In the House of Councillors, Yamaguchi is represented by two members, making it one of the currently 31 winner-take-all single-member districts. As of 2013, the two members are Yoshimasa Hayashi (LDP, 4th term, up in 2019), agriculture minister in the 2nd Abe Cabinet, and following the April 2013 by-election to replace Nobuo Kishi, Kiyoshi Ejima (LDP, 1st term, up in 2016), former mayor of Shimonoseki city.

=== Governor ===
The current governor of Yamaguchi is former MIC bureaucrat Tsugumasa Muraoka. He won the gubernatorial election in February 2014 with more than 60% of the vote against other two candidates, and succeeded Shigetarō Yamamoto who had been hospitalized since October 2013 and resigned in January 2014.
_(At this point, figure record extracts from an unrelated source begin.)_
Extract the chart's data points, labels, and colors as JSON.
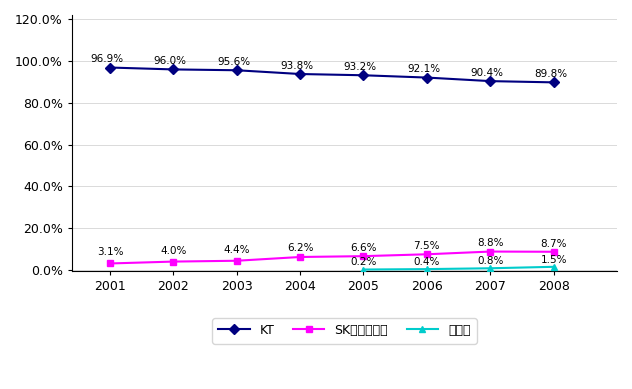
{
  "years": [
    2001,
    2002,
    2003,
    2004,
    2005,
    2006,
    2007,
    2008
  ],
  "kt": [
    0.969,
    0.96,
    0.956,
    0.938,
    0.932,
    0.921,
    0.904,
    0.898
  ],
  "sk": [
    0.031,
    0.04,
    0.044,
    0.062,
    0.066,
    0.075,
    0.088,
    0.087
  ],
  "dacom": [
    null,
    null,
    null,
    null,
    0.002,
    0.004,
    0.008,
    0.015
  ],
  "kt_labels": [
    "96.9%",
    "96.0%",
    "95.6%",
    "93.8%",
    "93.2%",
    "92.1%",
    "90.4%",
    "89.8%"
  ],
  "sk_labels": [
    "3.1%",
    "4.0%",
    "4.4%",
    "6.2%",
    "6.6%",
    "7.5%",
    "8.8%",
    "8.7%"
  ],
  "dacom_labels": [
    null,
    null,
    null,
    null,
    "0.2%",
    "0.4%",
    "0.8%",
    "1.5%"
  ],
  "kt_color": "#000080",
  "sk_color": "#FF00FF",
  "dacom_color": "#00CCCC",
  "kt_label": "KT",
  "sk_label": "SK브로드밴드",
  "dacom_label": "데이콤",
  "background_color": "#FFFFFF",
  "plot_bg_color": "#FFFFFF"
}
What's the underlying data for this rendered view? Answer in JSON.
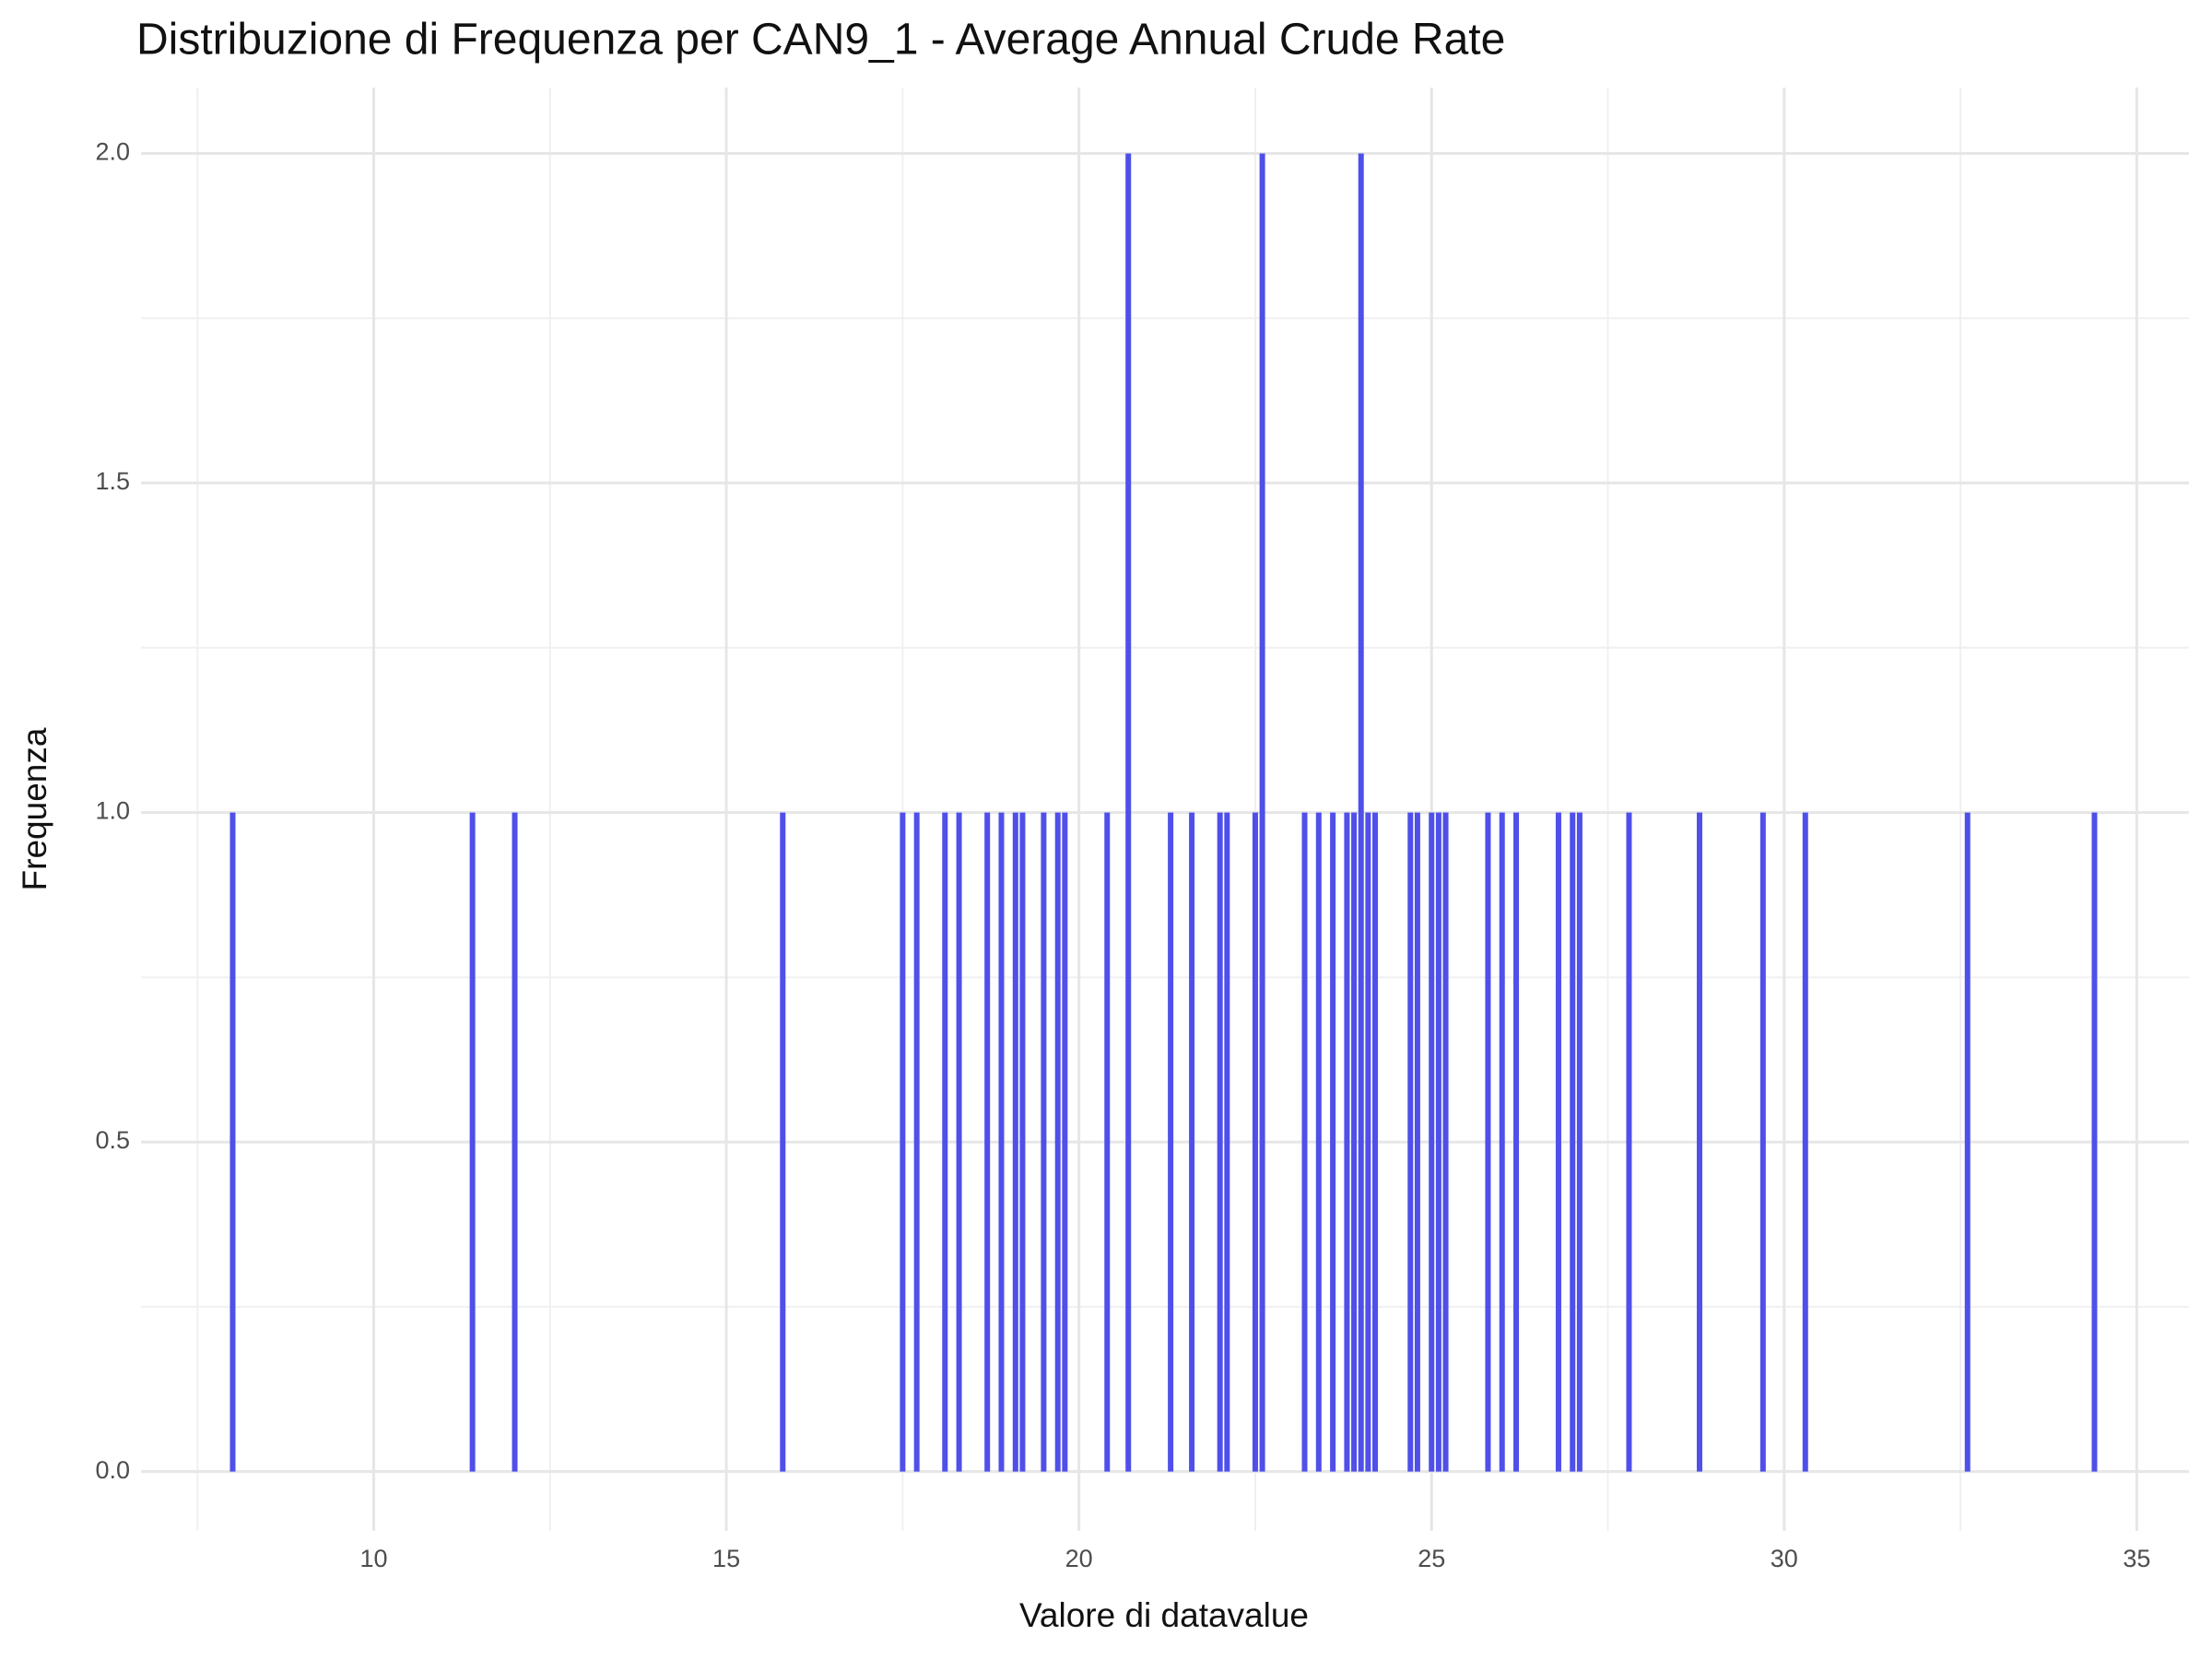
{
  "chart_data": {
    "type": "bar",
    "title": "Distribuzione di Frequenza per CAN9_1 - Average Annual Crude Rate",
    "x_label": "Valore di datavalue",
    "y_label": "Frequenza",
    "x": [
      8.0,
      11.4,
      12.0,
      15.8,
      17.5,
      17.7,
      18.1,
      18.3,
      18.7,
      18.9,
      19.1,
      19.2,
      19.5,
      19.7,
      19.8,
      20.4,
      20.7,
      21.3,
      21.6,
      22.0,
      22.1,
      22.5,
      22.6,
      23.2,
      23.4,
      23.6,
      23.8,
      23.9,
      24.0,
      24.1,
      24.2,
      24.7,
      24.8,
      25.0,
      25.1,
      25.2,
      25.8,
      26.0,
      26.2,
      26.8,
      27.0,
      27.1,
      27.8,
      28.8,
      29.7,
      30.3,
      32.6,
      34.4
    ],
    "values": [
      1,
      1,
      1,
      1,
      1,
      1,
      1,
      1,
      1,
      1,
      1,
      1,
      1,
      1,
      1,
      1,
      2,
      1,
      1,
      1,
      1,
      1,
      2,
      1,
      1,
      1,
      1,
      1,
      2,
      1,
      1,
      1,
      1,
      1,
      1,
      1,
      1,
      1,
      1,
      1,
      1,
      1,
      1,
      1,
      1,
      1,
      1,
      1
    ],
    "color": "#4f4fea",
    "xlim": [
      6.7,
      35.74
    ],
    "xticks": [
      10,
      15,
      20,
      25,
      30,
      35
    ],
    "ylim": [
      -0.09,
      2.1
    ],
    "yticks": [
      {
        "value": 0,
        "label": "0.0"
      },
      0.5,
      {
        "value": 1,
        "label": "1.0"
      },
      1.5,
      {
        "value": 2,
        "label": "2.0"
      }
    ],
    "grid": true
  }
}
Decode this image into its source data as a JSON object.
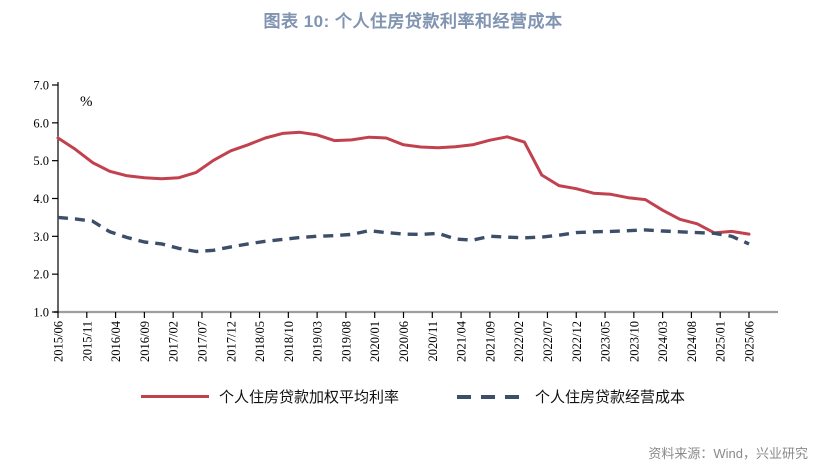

Elected governors of Yamaguchi have been:
1. Tatsuo Tanaka, 1947–1953 (2 terms, resigned mid-term to enter national politics), the son of pre-war prime minister Baron Giichi Tanaka
2. Tarō Ozawa, 1953–1960 (2 terms, resigned mid-term to enter national politics), Tanaka's son-in-law
3. Masayuki Hashimoto, 1960–1976 (4 terms), previously member of the House of Representatives from Yamaguchi for the LDP
4. Tōru Hirai, 1976–1996 (5 terms), previously Home Affairs Ministry bureaucrat and vice-governor of Yamaguchi under Hashimoto
5. Sekinari Nii, 1996–2012 (4 terms), previously Home Affairs Ministry bureaucrat and treasurer of Yamaguchi under Hirai
6. Shigetarō Yamamoto, 2012–2014 (1 term, resigned for health reasons), former LDP candidate for the House of Representatives in Yamaguchi's 2nd district

=== Assembly ===
The Yamaguchi Prefectural Assembly has 47 members, elected in unified local elections in 15 electoral districts: 5 single-member districts, four two-member districts and six districts that elect each between four and nine members. In the 2015 election, the LDP won a majority. Liberal Democrats form several parliamentary groups together with independents. As of June 8, 2015, the assembly is composed as follows: LDP 24 members, LDP Shinseikai 5, Kōmeitō 5, DPJ/Rengō no Kai 4, LDP Kensei Club 2, JCP 2, SDP/Citizens League 2, and the independent "groups" shinsei club, mushozoku no kai and kusa no ne have one member each.